LiSSA is a framework that can be used to recover traceability links between any two types of artifacts. Every stage of LiSSA can be found in their respective packages in LiSSA-RATLR-V2/lissa/src/main/java/edu/kit/kastel/sdq/lissa/ratlr/.

Configuration

To reuse LiSSA, you need to provide a configuration file that configures the different stages of LiSSA. We provide a configuration template that you can use as a starting point. Moreover, you can find the configuration files used in the evaluation in the respective evaluation directories; e.g., LiSSA-RATLR-V2/lissa/configs/req2code-significance/SMOS_133742243_artifact_artifact_reasoning_gpt_gpt-4o-2024-05-13.json.

Stages of LiSSA

The LiSSA execution pipeline is defined in Evaluation.java.

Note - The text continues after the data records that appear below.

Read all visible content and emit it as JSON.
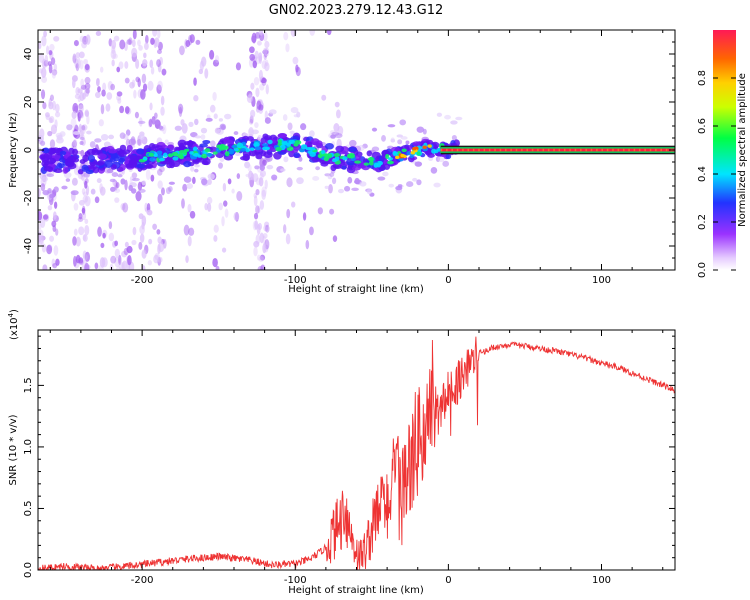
{
  "title": "GN02.2023.279.12.43.G12",
  "colors": {
    "snr_line": "#ee3333",
    "band": "#ff1a3a",
    "band_core": "#ff7f2a"
  },
  "chart_data": [
    {
      "type": "heatmap",
      "xlabel": "Height of straight line (km)",
      "ylabel": "Frequency (Hz)",
      "xlim": [
        -268,
        148
      ],
      "ylim": [
        -50,
        50
      ],
      "xticks": [
        -200,
        -100,
        0,
        100
      ],
      "xtick_labels": [
        "-200",
        "-100",
        "0",
        "100"
      ],
      "yticks": [
        -40,
        -20,
        0,
        20,
        40
      ],
      "ytick_labels": [
        "-40",
        "-20",
        "0",
        "20",
        "40"
      ],
      "colorbar": {
        "label": "Normalized spectral amplitude",
        "range": [
          0,
          1
        ],
        "ticks": [
          0.0,
          0.2,
          0.4,
          0.6,
          0.8
        ],
        "tick_labels": [
          "0.0",
          "0.2",
          "0.4",
          "0.6",
          "0.8"
        ]
      },
      "ridge": {
        "x": [
          -265,
          -240,
          -200,
          -160,
          -120,
          -100,
          -85,
          -70,
          -55,
          -45,
          -35,
          -25,
          -15,
          -5,
          0,
          148
        ],
        "y": [
          -4,
          -5,
          -3,
          -1,
          2,
          2,
          -1,
          -4,
          -4,
          -5,
          -3,
          -1,
          1,
          0,
          0,
          0
        ]
      }
    },
    {
      "type": "line",
      "xlabel": "Height of straight line (km)",
      "ylabel": "SNR (10 * v/v)",
      "y_multiplier": "(x10",
      "y_multiplier_exp": "4",
      "y_multiplier_close": ")",
      "xlim": [
        -268,
        148
      ],
      "ylim": [
        0,
        1.95
      ],
      "xticks": [
        -200,
        -100,
        0,
        100
      ],
      "xtick_labels": [
        "-200",
        "-100",
        "0",
        "100"
      ],
      "yticks": [
        0.0,
        0.5,
        1.0,
        1.5
      ],
      "ytick_labels": [
        "0.0",
        "0.5",
        "1.0",
        "1.5"
      ],
      "series": [
        {
          "x": [
            -268,
            -250,
            -230,
            -210,
            -190,
            -170,
            -150,
            -130,
            -115,
            -100,
            -90,
            -80,
            -75,
            -70,
            -68,
            -65,
            -62,
            -58,
            -55,
            -50,
            -45,
            -40,
            -35,
            -30,
            -25,
            -20,
            -15,
            -10,
            -5,
            0,
            5,
            10,
            20,
            30,
            40,
            50,
            60,
            70,
            80,
            90,
            100,
            110,
            120,
            130,
            140,
            148
          ],
          "y": [
            0.01,
            0.03,
            0.01,
            0.03,
            0.06,
            0.09,
            0.11,
            0.08,
            0.04,
            0.05,
            0.09,
            0.18,
            0.3,
            0.4,
            0.55,
            0.35,
            0.22,
            0.1,
            0.15,
            0.32,
            0.5,
            0.55,
            0.75,
            0.7,
            0.85,
            1.05,
            1.15,
            1.35,
            1.3,
            1.45,
            1.5,
            1.62,
            1.76,
            1.81,
            1.83,
            1.82,
            1.8,
            1.78,
            1.75,
            1.72,
            1.68,
            1.65,
            1.6,
            1.55,
            1.5,
            1.46
          ]
        }
      ]
    }
  ]
}
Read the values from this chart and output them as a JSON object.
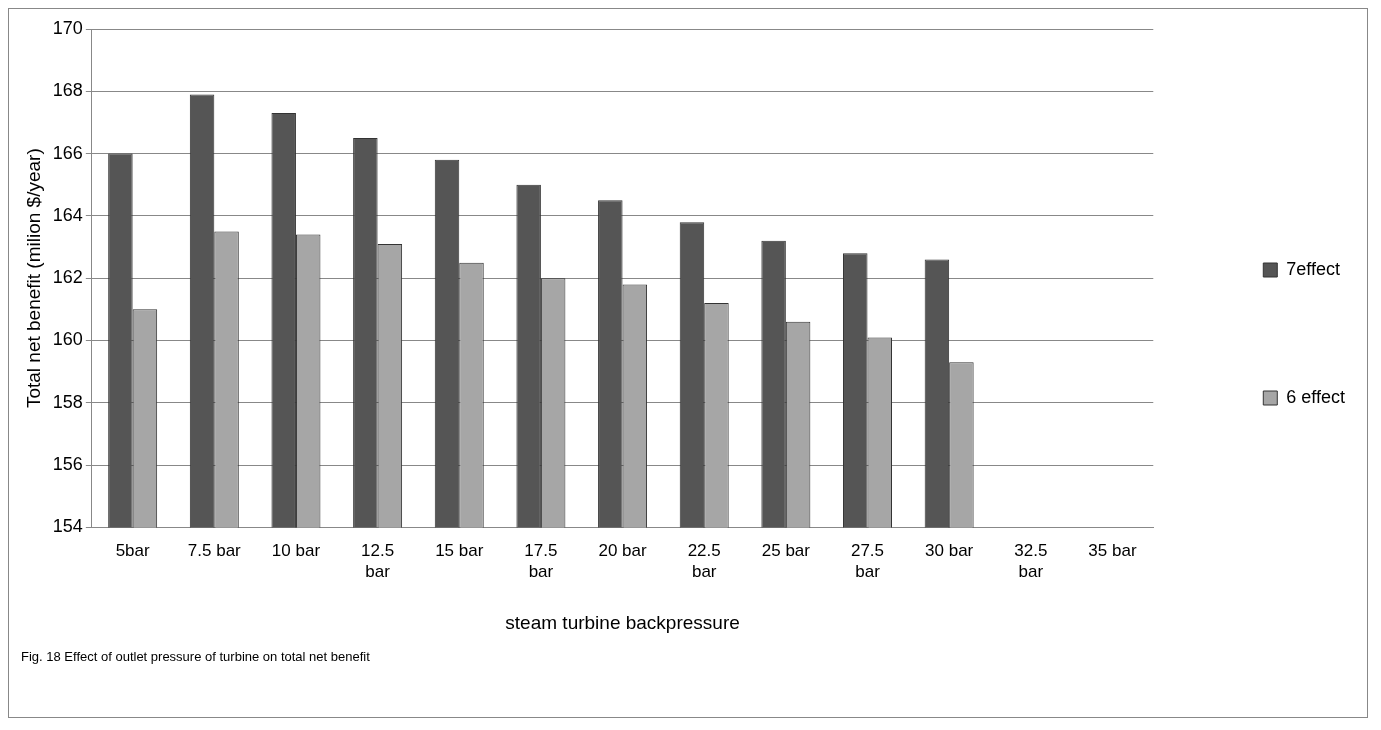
{
  "chart_data": {
    "type": "bar",
    "xlabel": "steam turbine backpressure",
    "ylabel": "Total net benefit (milion $/year)",
    "categories": [
      "5bar",
      "7.5 bar",
      "10 bar",
      "12.5 bar",
      "15 bar",
      "17.5 bar",
      "20 bar",
      "22.5 bar",
      "25 bar",
      "27.5 bar",
      "30 bar",
      "32.5 bar",
      "35 bar"
    ],
    "series": [
      {
        "name": "7effect",
        "color": "#555555",
        "values": [
          166.0,
          167.9,
          167.3,
          166.5,
          165.8,
          165.0,
          164.5,
          163.8,
          163.2,
          162.8,
          162.6,
          null,
          null
        ]
      },
      {
        "name": "6 effect",
        "color": "#a6a6a6",
        "values": [
          161.0,
          163.5,
          163.4,
          163.1,
          162.5,
          162.0,
          161.8,
          161.2,
          160.6,
          160.1,
          159.3,
          null,
          null
        ]
      }
    ],
    "ylim": [
      154,
      170
    ],
    "yticks": [
      154,
      156,
      158,
      160,
      162,
      164,
      166,
      168,
      170
    ],
    "grid": "y",
    "legend": "right",
    "annotations": [
      "Fig. 18 Effect of outlet pressure of turbine on total net benefit"
    ]
  }
}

LiSSA contains multiple modules that can be used or extended:

  • artifactprovider: Provides / Parses the artifacts from a dataset.
  • preprocessor: Preprocessors for loaded artifacts. E.g., splitting, chunking, etc.
  • embeddingcreator: Creates embeddings for the artifacts. Providers are currently OpenAI, Ollama, and Onnx.
  • classifier: Here, the prompts and LLMs are defined. Here, you can define new classifiers, change prompts, or change the LLMs.
  • resultaggregator: Aggregates the results of the classifier. This is used to get the traceability links on the right level of granularity.
  • postprocessor: Postprocesses the results of the classifier. Mostly used for changing the identifiers to match the format of the gold standards.